While it’s true that your node’s mempool policy doesn’t directly affect block acceptance at the consensus layer, it does directly affect transaction and block propagation across the network.

Nodes with restrictive relay policies won’t propagate certain transactions, meaning these transactions won’t reach a significant portion of the network’s mempool—including miners’ nodes—efficiently. Practically, this means miners won’t reliably see or include transactions that the economic majority’s nodes aren’t relaying.

So if economically significant nodes (exchanges, wallet providers, major services) uniformly adopt restrictive relay policies, miners face a practical dilemma…

They can include transactions that large parts of the network haven’t propagated: resulting in slower block relay, increased orphan risk, and economic inefficiency.

OR… align with the economic majority’s relay policies: ensuring their blocks propagate quickly, maximizing their own revenue and reducing risk.

So if you actually use your node you are exerting economic pressure towards your policies (however small)… not just virtue signaling.

Every single node is equally economically significant. If they weren't , they couldn't be in concensous. So it is just a virtue signal. That's my counter.

No, every node is not equally economically significant. You’re conflating consensus validation (where all full nodes are equal, technically speaking) with economic influence over miner incentives.

Consensus just means “do these blocks follow the rules?” Yes… every full node validates equally here. But PROPAGATION (the relaying of transactions and blocks across the network) is where economic weight matters.

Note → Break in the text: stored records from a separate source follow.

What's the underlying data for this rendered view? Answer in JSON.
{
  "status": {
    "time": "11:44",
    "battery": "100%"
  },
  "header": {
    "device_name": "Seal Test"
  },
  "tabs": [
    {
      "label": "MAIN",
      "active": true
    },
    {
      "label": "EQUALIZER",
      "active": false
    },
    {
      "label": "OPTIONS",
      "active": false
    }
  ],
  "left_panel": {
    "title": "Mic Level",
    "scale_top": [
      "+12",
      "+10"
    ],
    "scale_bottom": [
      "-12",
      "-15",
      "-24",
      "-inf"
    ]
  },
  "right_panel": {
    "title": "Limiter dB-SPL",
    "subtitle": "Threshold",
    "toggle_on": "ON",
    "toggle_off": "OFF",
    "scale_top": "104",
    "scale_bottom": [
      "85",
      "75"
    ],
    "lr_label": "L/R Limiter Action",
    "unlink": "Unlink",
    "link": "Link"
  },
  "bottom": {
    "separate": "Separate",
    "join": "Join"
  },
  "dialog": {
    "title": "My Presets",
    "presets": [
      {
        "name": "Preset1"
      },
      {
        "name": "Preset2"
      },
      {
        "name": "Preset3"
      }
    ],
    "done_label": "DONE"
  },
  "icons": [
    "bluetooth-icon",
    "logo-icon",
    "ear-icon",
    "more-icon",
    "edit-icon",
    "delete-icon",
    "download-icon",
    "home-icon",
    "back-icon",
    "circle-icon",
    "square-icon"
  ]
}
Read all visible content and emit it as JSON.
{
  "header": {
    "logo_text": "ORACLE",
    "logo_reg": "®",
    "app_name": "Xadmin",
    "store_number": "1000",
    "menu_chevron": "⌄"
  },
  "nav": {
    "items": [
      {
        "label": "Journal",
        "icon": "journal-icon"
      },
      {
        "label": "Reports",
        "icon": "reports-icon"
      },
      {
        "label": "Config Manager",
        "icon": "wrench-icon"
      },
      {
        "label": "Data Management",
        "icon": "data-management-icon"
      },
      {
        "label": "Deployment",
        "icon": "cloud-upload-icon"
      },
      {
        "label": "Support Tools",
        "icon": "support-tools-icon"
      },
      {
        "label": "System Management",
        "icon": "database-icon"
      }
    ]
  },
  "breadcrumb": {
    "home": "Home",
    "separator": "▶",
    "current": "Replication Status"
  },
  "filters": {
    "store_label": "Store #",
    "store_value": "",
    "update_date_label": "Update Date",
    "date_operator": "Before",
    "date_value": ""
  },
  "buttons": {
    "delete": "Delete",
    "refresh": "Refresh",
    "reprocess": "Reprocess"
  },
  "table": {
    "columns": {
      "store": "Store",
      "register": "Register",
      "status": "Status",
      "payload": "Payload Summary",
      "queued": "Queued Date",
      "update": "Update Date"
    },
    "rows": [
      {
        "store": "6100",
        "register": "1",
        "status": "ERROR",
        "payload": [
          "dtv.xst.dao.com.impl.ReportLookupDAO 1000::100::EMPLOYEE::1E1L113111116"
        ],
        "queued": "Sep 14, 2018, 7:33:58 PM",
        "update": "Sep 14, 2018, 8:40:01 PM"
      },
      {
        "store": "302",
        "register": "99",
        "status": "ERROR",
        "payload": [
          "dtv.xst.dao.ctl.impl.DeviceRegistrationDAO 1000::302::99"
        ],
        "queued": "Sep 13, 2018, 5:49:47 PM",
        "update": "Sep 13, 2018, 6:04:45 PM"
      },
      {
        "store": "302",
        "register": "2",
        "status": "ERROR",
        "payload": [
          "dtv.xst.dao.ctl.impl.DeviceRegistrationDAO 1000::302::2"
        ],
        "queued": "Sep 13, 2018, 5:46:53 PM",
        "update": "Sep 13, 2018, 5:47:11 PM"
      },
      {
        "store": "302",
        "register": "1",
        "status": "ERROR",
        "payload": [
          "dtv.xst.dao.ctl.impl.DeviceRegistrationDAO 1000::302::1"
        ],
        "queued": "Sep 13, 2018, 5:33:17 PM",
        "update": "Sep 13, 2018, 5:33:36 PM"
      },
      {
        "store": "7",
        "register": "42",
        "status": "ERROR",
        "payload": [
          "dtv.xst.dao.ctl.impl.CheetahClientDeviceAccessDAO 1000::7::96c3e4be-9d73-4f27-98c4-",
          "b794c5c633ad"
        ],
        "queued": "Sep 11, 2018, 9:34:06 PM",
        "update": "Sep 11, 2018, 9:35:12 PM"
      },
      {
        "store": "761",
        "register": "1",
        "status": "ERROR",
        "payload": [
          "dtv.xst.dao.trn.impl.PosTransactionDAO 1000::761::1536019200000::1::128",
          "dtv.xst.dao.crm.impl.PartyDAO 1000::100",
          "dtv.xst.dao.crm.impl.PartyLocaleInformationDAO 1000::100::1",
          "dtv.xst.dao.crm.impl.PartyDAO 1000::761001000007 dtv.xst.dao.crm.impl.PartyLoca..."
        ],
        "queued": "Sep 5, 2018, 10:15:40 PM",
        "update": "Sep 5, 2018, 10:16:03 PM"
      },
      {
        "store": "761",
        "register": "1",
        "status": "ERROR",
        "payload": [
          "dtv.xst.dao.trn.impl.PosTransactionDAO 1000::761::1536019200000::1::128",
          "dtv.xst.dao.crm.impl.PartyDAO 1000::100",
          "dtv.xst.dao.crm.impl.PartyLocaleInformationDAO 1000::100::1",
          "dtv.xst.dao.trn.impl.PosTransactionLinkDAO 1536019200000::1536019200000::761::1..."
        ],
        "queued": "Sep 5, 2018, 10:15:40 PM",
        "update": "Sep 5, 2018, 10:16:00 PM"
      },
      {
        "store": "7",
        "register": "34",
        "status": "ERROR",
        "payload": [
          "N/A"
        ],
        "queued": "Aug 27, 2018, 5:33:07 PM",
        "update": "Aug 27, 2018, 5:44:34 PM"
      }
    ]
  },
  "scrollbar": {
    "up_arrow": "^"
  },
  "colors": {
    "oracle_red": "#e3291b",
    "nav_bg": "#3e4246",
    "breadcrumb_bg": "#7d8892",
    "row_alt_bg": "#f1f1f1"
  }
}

Nodes that relay lots of economically valuable transactions (like those of exchanges, payment processors, custodians) effectively control visibility into fee-paying transactions.

Meanwhile nodes without economically meaningful transaction flow (like hobby nodes / passive validators) don’t influence miner revenue or block propagation incentives significantly. I’m guessing this is what your argument focuses on.

Miners rely on rapid, reliable block propagation to minimize orphan risk. If a miner includes transactions that economically influential nodes refuse to relay, the miner’s block propagates more slowly or incompletely, raising the miner’s risk and lowering profitability.

That is not true. Concensous is the bar for economic viability.

Not if the miner can’t actually use the coins they earned in an orphaned block… keep in mind the other miners are working against the orphans for themselves too. It’s an adversarial environment

Every node works equally to validate each block, regardless if they are passive or in active economical use. So I don't quite understand where this distinction is coming from. Can you elaborate? I don't see how consensus is separate from propagation. Nodes validate blocks, once validated per their node's rules they then move on to propagate across their peer nodes to initiate consensus. How does an economically active node does propagation but the other doesn't?

Let’s say we have two nodes - both follow the same consensus set, but only one is used to broadcast his user’s txs and validate his balances. Which of those two nodes in your opinion has the bigger economic weight?

If the other node is not validating blocks, I'm not sure what it's doing online.

That still didn’t answer my question.

If a node is not validating blocks, it's not a node... Your question makes no sense.

Do you work in politics by any chance?

But economic weight here seems like an invalid category in the frame of this conversation. Yes, it is more valid economically but that does not give it a better or worse stand when it comes to consensus. All blocks have equal weight when it comes to propagation and consensus. Could you explain how exactly, in terms of the consensus protocol, a node becomes more important if it initiated a transaction vs one that didn't?

In terms of consensus, it doesn’t. But miners care when money and incentives get involved.